The defendant, a deputy sheriff, attached all the goods in the store of the plaintiff Bobsin, on a writ against him. The key of the store was delivered to the defendant by Bobsin. Some arrangement was made under which a keeper was in the store for a few days, and then the defendant closed and locked it. A few days after the store was closed, the plaintiffs broke and entered it in the night time, and were found there by the defendant, who had them taken to the lock-up by a police officer, and the next morning made a complaint against them for breaking and entering with intent to steal. These actions are for malicious prosecution; and the only question is, whether, upon the evidence, the judge, before whom the cases were tried without a jury, could properly find that the prosecution was without probable cause, and malicious.
It was a question at the trial, whether the attachment had been discharged by the conduct of the defendant before the entry by the plaintiffs; but the court held that the attachment continued to be lawful and valid, and no question in regard to that is before ns; and we must assume that the defendant was in possession of the store and goods, so that they might properly be described as his in an indictment for breaking and entering with intent to steal.
*539The entry of the plaintiffs, therefore, might have been with the felonious intent charged in the complaints, or it might have been under a claim of right. The plaintiffs must prove want of probable cause to believe that the entry was with the felonious intent; and, to do that, must show that the circumstances known to the defendant, or which he was bound to know, were not sufficient to induce that belief in a reasonable mind.

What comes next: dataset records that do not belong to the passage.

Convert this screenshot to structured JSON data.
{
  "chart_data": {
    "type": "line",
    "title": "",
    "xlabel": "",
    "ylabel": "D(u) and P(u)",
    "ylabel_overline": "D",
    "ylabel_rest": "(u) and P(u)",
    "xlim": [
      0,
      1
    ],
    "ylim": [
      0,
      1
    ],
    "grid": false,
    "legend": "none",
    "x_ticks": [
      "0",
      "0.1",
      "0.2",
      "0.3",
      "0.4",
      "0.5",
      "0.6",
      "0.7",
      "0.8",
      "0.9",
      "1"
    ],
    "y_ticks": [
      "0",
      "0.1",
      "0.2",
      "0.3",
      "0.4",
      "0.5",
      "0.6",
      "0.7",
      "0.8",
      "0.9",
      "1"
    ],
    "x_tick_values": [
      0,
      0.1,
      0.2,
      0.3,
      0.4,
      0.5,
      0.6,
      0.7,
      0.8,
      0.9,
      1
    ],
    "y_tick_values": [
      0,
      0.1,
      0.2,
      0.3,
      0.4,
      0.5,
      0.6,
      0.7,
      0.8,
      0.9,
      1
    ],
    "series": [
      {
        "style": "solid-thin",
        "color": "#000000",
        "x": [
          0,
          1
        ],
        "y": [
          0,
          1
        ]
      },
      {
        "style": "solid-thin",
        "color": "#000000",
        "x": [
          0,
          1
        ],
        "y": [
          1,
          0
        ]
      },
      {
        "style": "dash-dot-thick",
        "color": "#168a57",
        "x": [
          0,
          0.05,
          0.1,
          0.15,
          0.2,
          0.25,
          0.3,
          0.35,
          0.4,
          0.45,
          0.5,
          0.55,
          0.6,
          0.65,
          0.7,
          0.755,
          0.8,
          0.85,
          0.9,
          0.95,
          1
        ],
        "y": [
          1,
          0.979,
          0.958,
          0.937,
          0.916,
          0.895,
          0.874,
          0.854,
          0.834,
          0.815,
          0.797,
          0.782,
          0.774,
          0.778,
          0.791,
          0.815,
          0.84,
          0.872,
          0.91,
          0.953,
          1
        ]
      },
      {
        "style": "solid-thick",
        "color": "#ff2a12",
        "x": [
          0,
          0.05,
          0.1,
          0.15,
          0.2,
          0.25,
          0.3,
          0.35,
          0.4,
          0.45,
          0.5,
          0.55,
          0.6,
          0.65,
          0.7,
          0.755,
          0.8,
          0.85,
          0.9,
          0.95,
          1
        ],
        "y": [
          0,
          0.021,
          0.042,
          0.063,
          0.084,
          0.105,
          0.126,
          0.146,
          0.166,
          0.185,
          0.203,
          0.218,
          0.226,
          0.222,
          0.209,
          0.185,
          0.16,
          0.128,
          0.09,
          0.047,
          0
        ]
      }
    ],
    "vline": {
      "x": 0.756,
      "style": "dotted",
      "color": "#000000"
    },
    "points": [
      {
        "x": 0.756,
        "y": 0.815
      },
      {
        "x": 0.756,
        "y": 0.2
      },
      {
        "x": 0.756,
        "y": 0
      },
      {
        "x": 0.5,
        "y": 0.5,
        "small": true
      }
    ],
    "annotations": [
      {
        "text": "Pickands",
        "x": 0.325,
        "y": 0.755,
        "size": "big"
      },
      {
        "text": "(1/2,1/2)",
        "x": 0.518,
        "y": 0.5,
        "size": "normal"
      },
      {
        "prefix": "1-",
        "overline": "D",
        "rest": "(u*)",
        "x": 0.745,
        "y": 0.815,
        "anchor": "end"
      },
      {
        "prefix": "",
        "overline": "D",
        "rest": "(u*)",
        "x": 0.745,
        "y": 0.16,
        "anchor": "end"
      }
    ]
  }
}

The circumstances show that the defendant had reason to believe that the plaintiffs broke into the store under a claim of right, and not with a felonious intent. One of them, Bobsin, was known to the defendant, and was the owner of the goods attached and the lessee of the store, and lived in a tenement over it. The other was not known to the defendant, but claimed to have a right to be there, and offered to the defendant a writing as evidence of his right. There was no attempt at secrecy or concealment, nor an attempt to carry off the goods, and no indication that the plaintiffs intended to leave. There was evidence that they refused to quit when requested to by the defendant, and resisted his attempt to expel them, claiming a right to remain; and that, upon such refusal, the defendant procured their arrest, and made the charge against them of breaking and entering his store with intent to steal his goods. The defendant had reason to believe, and his conduct at the time tends to show that he did believe, that the plaintiffs entered the store in order to hold it and the goods against him. The evidence, so far as reported, seems to show that, acting under the assignee of the lease, the plaintiffs had a right to the possession of the store. But this is not material. The defendant may well have believed that their entry was unlawful, and for the purpose of getting possession of the store and holding it and the goods against his lawful right; but he knew, or ought to have known, that their entry was in assertion of a right against him, and he had no probable cause to believe that it was with intent to steal the goods. He knew or had reason to know that it was under a claim of right, and the prosecution for breaking and entering with intent to commit larceny was without probable cause.
Malice may have been inferred, not only from the want of probable cause, but from the circumstances of the prosecution.
W. H. Brooks, for the defendant. P. H. Casey, for the plaintiffs.The objection that it does not appear that the action was not brought before the adjournment of the term at which the plaintiffs were discharged, was not made at the trial, and is not tenable. Exceptions overruled.